“Trust but verify” is not an adage that modern cybersecurity teams should be repeating. We all need to update our mantra to be: “Never trust. Always verify.”
We see the need for this mentality in everything from phishing emails to questionable changes made within company IT infrastructure. We can’t trust that the person claiming to be our CEO in a strange email is our CEO and “verify later”. We need to question that immediately.
Verify first, and skip the trust unless it’s earned. And that trust is only temporarily.
Zero Trust Network Access (ZTNA) is an approach to IT where trust is never implicit. Trust needs to be earned, repeatedly, to ensure that everything inside your network (and of course outside) is a verified, trusted resource.
While we can thank Stephen Paul Marsh’s doctoral thesis on computation security for the term “Zero Trust”, the modern concept was reintroduced to the world by Forrester analyst John Kindervag. And like seemingly everything in our digital lives, once Google tested it in 2009 with BeyondCorp, it started to take off.
In the wake of the OPM data breach, the U.S. government began to take (and promote) a Zero Trust approach. In an article, Representative Jason Chaffetz points out that were Zero Trust implemented at the time of the OPM attack, “Zero trust would have profoundly limited the attacker’s ability to move within OPM’s network and access such sensitive data.” This endorsement of Zero Trust from the federal government made the approach centerstage.
It was a lot easier to trust things inside your network when your network was inside an office along with all of your employees. But that’s not the case anymore. Employees are spread far and wide, and often your company network includes employees who are working from home and relying on home routers.
Your network is a distributed workforce of home offices, WeWork spaces, cafes, IoT devices, mobile tablets, and various other infrastructure.

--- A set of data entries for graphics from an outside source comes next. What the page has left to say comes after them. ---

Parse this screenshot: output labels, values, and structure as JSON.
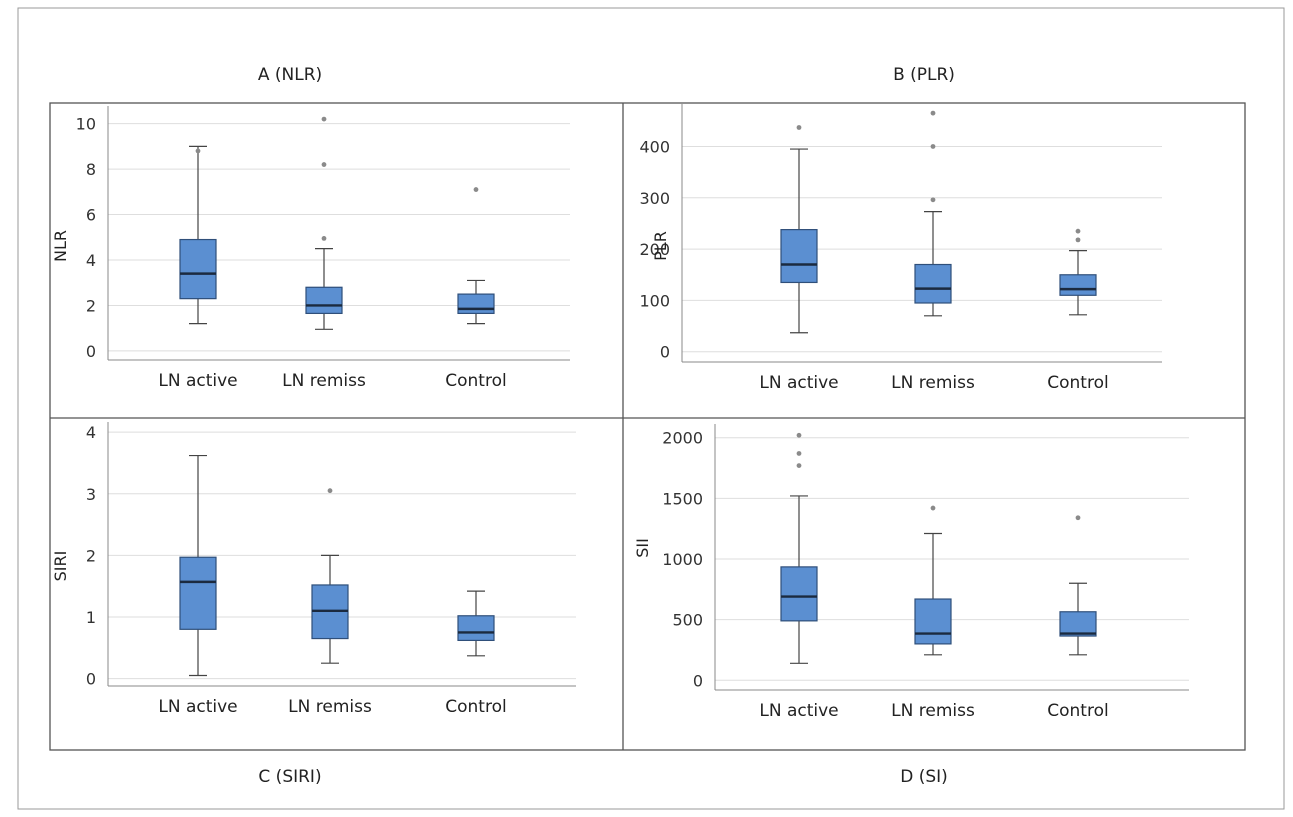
{
  "figure": {
    "panel_titles": [
      "A (NLR)",
      "B (PLR)",
      "C (SIRI)",
      "D (SI)"
    ]
  },
  "chart_data": [
    {
      "type": "box",
      "title": "A (NLR)",
      "ylabel": "NLR",
      "categories": [
        "LN active",
        "LN remiss",
        "Control"
      ],
      "ylim": [
        -0.4,
        10.6
      ],
      "yticks": [
        0,
        2,
        4,
        6,
        8,
        10
      ],
      "box_color": "#5b8fd1",
      "boxes": [
        {
          "whisker_low": 1.2,
          "q1": 2.3,
          "median": 3.4,
          "q3": 4.9,
          "whisker_high": 9.0,
          "outliers": [
            8.8
          ]
        },
        {
          "whisker_low": 0.95,
          "q1": 1.65,
          "median": 2.0,
          "q3": 2.8,
          "whisker_high": 4.5,
          "outliers": [
            4.95,
            8.2,
            10.2
          ]
        },
        {
          "whisker_low": 1.2,
          "q1": 1.65,
          "median": 1.85,
          "q3": 2.5,
          "whisker_high": 3.1,
          "outliers": [
            7.1
          ]
        }
      ]
    },
    {
      "type": "box",
      "title": "B (PLR)",
      "ylabel": "PLR",
      "categories": [
        "LN active",
        "LN remiss",
        "Control"
      ],
      "ylim": [
        -20,
        475
      ],
      "yticks": [
        0,
        100,
        200,
        300,
        400
      ],
      "box_color": "#5b8fd1",
      "boxes": [
        {
          "whisker_low": 37,
          "q1": 135,
          "median": 170,
          "q3": 238,
          "whisker_high": 395,
          "outliers": [
            437
          ]
        },
        {
          "whisker_low": 70,
          "q1": 95,
          "median": 123,
          "q3": 170,
          "whisker_high": 273,
          "outliers": [
            296,
            400,
            465
          ]
        },
        {
          "whisker_low": 72,
          "q1": 110,
          "median": 122,
          "q3": 150,
          "whisker_high": 197,
          "outliers": [
            218,
            235
          ]
        }
      ]
    },
    {
      "type": "box",
      "title": "C (SIRI)",
      "ylabel": "SIRI",
      "categories": [
        "LN active",
        "LN remiss",
        "Control"
      ],
      "ylim": [
        -0.12,
        4.1
      ],
      "yticks": [
        0,
        1,
        2,
        3,
        4
      ],
      "box_color": "#5b8fd1",
      "boxes": [
        {
          "whisker_low": 0.05,
          "q1": 0.8,
          "median": 1.57,
          "q3": 1.97,
          "whisker_high": 3.62,
          "outliers": []
        },
        {
          "whisker_low": 0.25,
          "q1": 0.65,
          "median": 1.1,
          "q3": 1.52,
          "whisker_high": 2.0,
          "outliers": [
            3.05
          ]
        },
        {
          "whisker_low": 0.37,
          "q1": 0.62,
          "median": 0.75,
          "q3": 1.02,
          "whisker_high": 1.42,
          "outliers": []
        }
      ]
    },
    {
      "type": "box",
      "title": "D (SI)",
      "ylabel": "SII",
      "categories": [
        "LN active",
        "LN remiss",
        "Control"
      ],
      "ylim": [
        -80,
        2080
      ],
      "yticks": [
        0,
        500,
        1000,
        1500,
        2000
      ],
      "box_color": "#5b8fd1",
      "boxes": [
        {
          "whisker_low": 140,
          "q1": 490,
          "median": 690,
          "q3": 935,
          "whisker_high": 1520,
          "outliers": [
            1770,
            1870,
            2020
          ]
        },
        {
          "whisker_low": 210,
          "q1": 300,
          "median": 385,
          "q3": 670,
          "whisker_high": 1210,
          "outliers": [
            1420
          ]
        },
        {
          "whisker_low": 210,
          "q1": 365,
          "median": 385,
          "q3": 565,
          "whisker_high": 800,
          "outliers": [
            1340
          ]
        }
      ]
    }
  ]
}
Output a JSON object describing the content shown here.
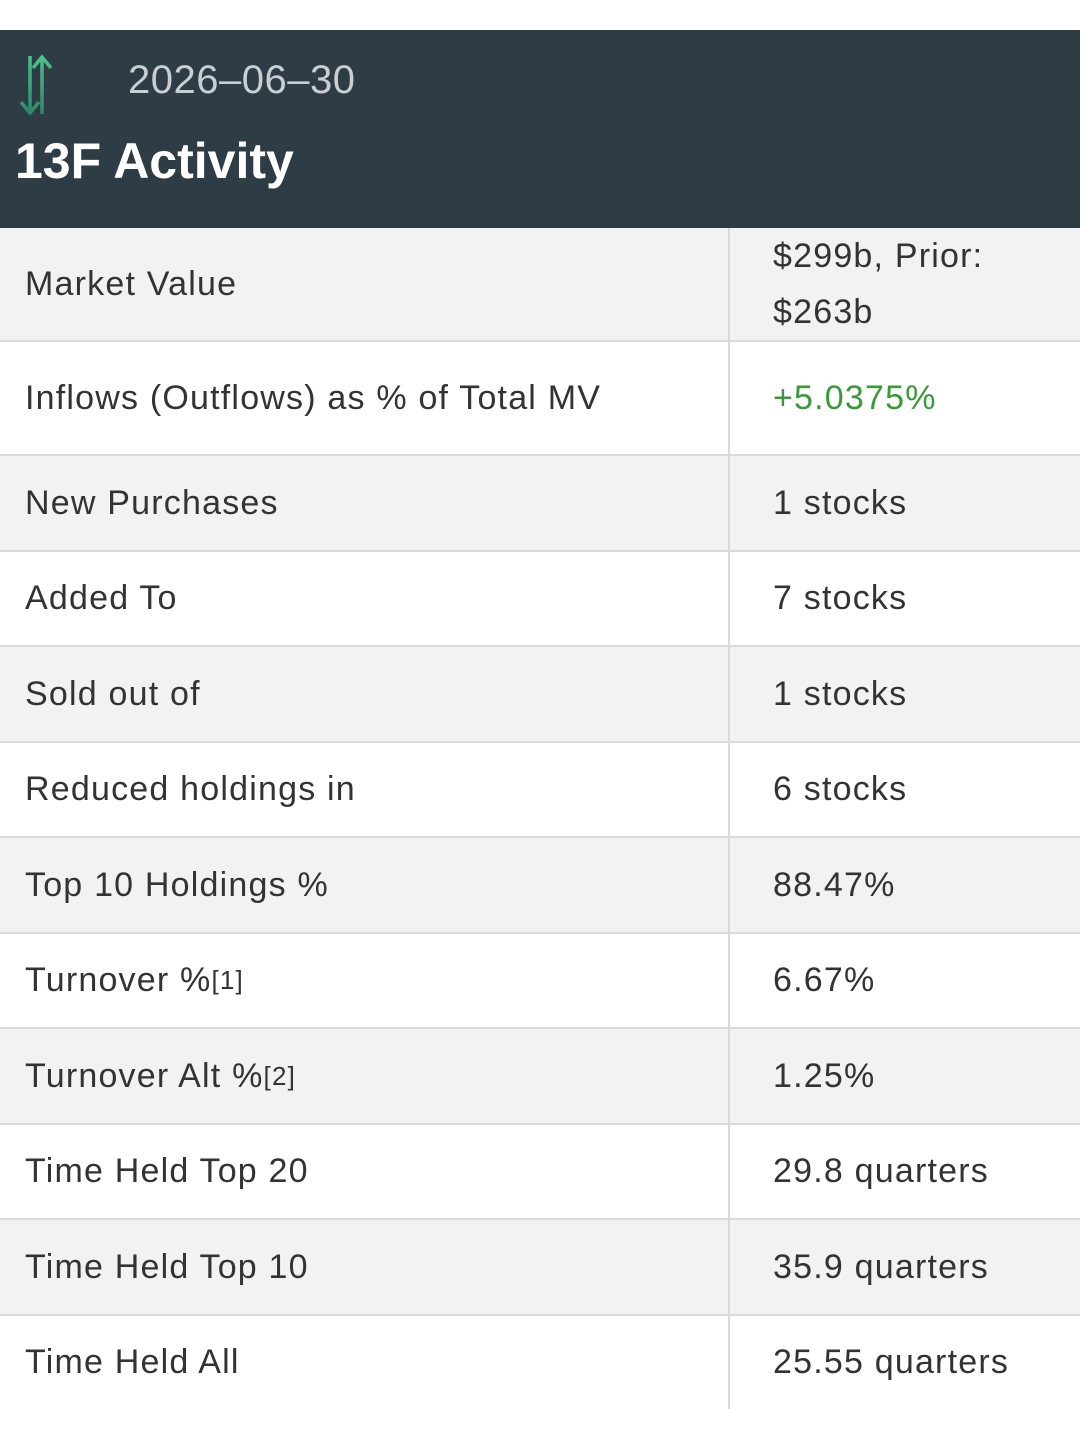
{
  "header": {
    "date": "2026–06–30",
    "title": "13F Activity"
  },
  "table": {
    "rows": [
      {
        "label": "Market Value",
        "value": "$299b, Prior: $263b"
      },
      {
        "label": "Inflows (Outflows) as % of Total MV",
        "value": "+5.0375%"
      },
      {
        "label": "New Purchases",
        "value": "1 stocks"
      },
      {
        "label": "Added To",
        "value": "7 stocks"
      },
      {
        "label": "Sold out of",
        "value": "1 stocks"
      },
      {
        "label": "Reduced holdings in",
        "value": "6 stocks"
      },
      {
        "label": "Top 10 Holdings %",
        "value": "88.47%"
      },
      {
        "label": "Turnover %",
        "note": "[1]",
        "value": "6.67%"
      },
      {
        "label": "Turnover Alt %",
        "note": "[2]",
        "value": "1.25%"
      },
      {
        "label": "Time Held Top 20",
        "value": "29.8 quarters"
      },
      {
        "label": "Time Held Top 10",
        "value": "35.9 quarters"
      },
      {
        "label": "Time Held All",
        "value": "25.55 quarters"
      }
    ]
  }
}
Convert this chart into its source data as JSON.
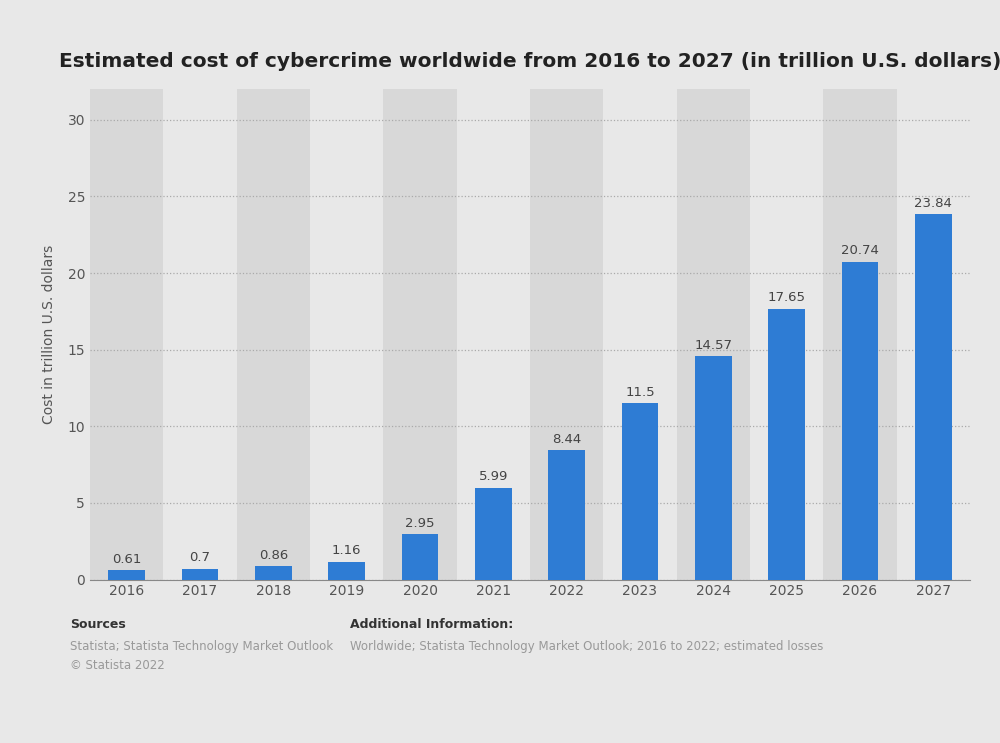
{
  "title": "Estimated cost of cybercrime worldwide from 2016 to 2027 (in trillion U.S. dollars)",
  "years": [
    "2016",
    "2017",
    "2018",
    "2019",
    "2020",
    "2021",
    "2022",
    "2023",
    "2024",
    "2025",
    "2026",
    "2027"
  ],
  "values": [
    0.61,
    0.7,
    0.86,
    1.16,
    2.95,
    5.99,
    8.44,
    11.5,
    14.57,
    17.65,
    20.74,
    23.84
  ],
  "bar_color": "#2e7cd4",
  "ylabel": "Cost in trillion U.S. dollars",
  "ylim": [
    0,
    32
  ],
  "yticks": [
    0,
    5,
    10,
    15,
    20,
    25,
    30
  ],
  "background_color": "#e8e8e8",
  "plot_bg_color": "#e8e8e8",
  "col_bg_light": "#e8e8e8",
  "col_bg_dark": "#d8d8d8",
  "grid_color": "#aaaaaa",
  "title_fontsize": 14.5,
  "label_fontsize": 10,
  "tick_fontsize": 10,
  "annotation_fontsize": 9.5,
  "sources_title": "Sources",
  "sources_text": "Statista; Statista Technology Market Outlook\n© Statista 2022",
  "additional_title": "Additional Information:",
  "additional_text": "Worldwide; Statista Technology Market Outlook; 2016 to 2022; estimated losses"
}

This change in the last year has really cemented the need for complete adoption of Zero Trust Network Access. Susan Gosselin on CIO Insight called 2021 the “year for Zero Trust security.” Attacks occurring from within company infrastructure by outside attackers made that clear. So the need for repeated authentication is a huge must-have for cybersecurity professionals (and companies as a whole) going forward.
In reality, you don’t know who’s behind that desk.
Despite how often the term gets thrown around, ZTNA isn’t as widely adopted as you think it is.
One of the biggest issues with the concept of “Zero Trust” is that it’s a model, not a tool you can deploy. And so, a lot of companies think they’re employing Zero Trust when really they’re leaving it to their employees to apply a Zero Trust mindset ad hoc. And then there are companies that have a Zero Trust model in one department, but it’s not company-wide. And then there are the companies that think implementing ZTNA means an overhaul of their entire security framework.
But moving to Zero Trust doesn’t me re-architecting everything. It means applying that model to everything you’re doing currently and then adopting the tools you need to fill in the gaps.
What you really need are the right tools in place to support a Zero Trust framework. This way, there is less pressure on individuals to “take a Zero Trust approach” since everything is put in place so that their only choice is to take a Zero Trust action inside a Zero Trust model.
So what does this look like?
It means putting “trust” barriers between people and the actions they take. When you implement our DNS security, that means that no website any of your users want to go to is inherently trusted. You put that website under a microscope to find out what category it falls into and whether or not it’s malicious.
And this protects you as sites inevitably change. Formerly malicious sites are taken down, purchased by new owners, and turn into small business websites. Alternatively, previously “trusthworthy” websites can be hacked. Our AI looks for markers that indicate a site is now deceptive, and will categorize that site as a threat.
Additionally, we see our features such as Multi-factor Authentication as an important part of a Zero Trust architecture, enabling our users to prevent threat actors or employees lacking the right permissions and the ability to login and change your company’s DNS security policies.
When you work in the cloud, DNS is the road that your entire infrastructure is built on. It’s important that you implement a Zero Trust model when it comes to how your employees use it.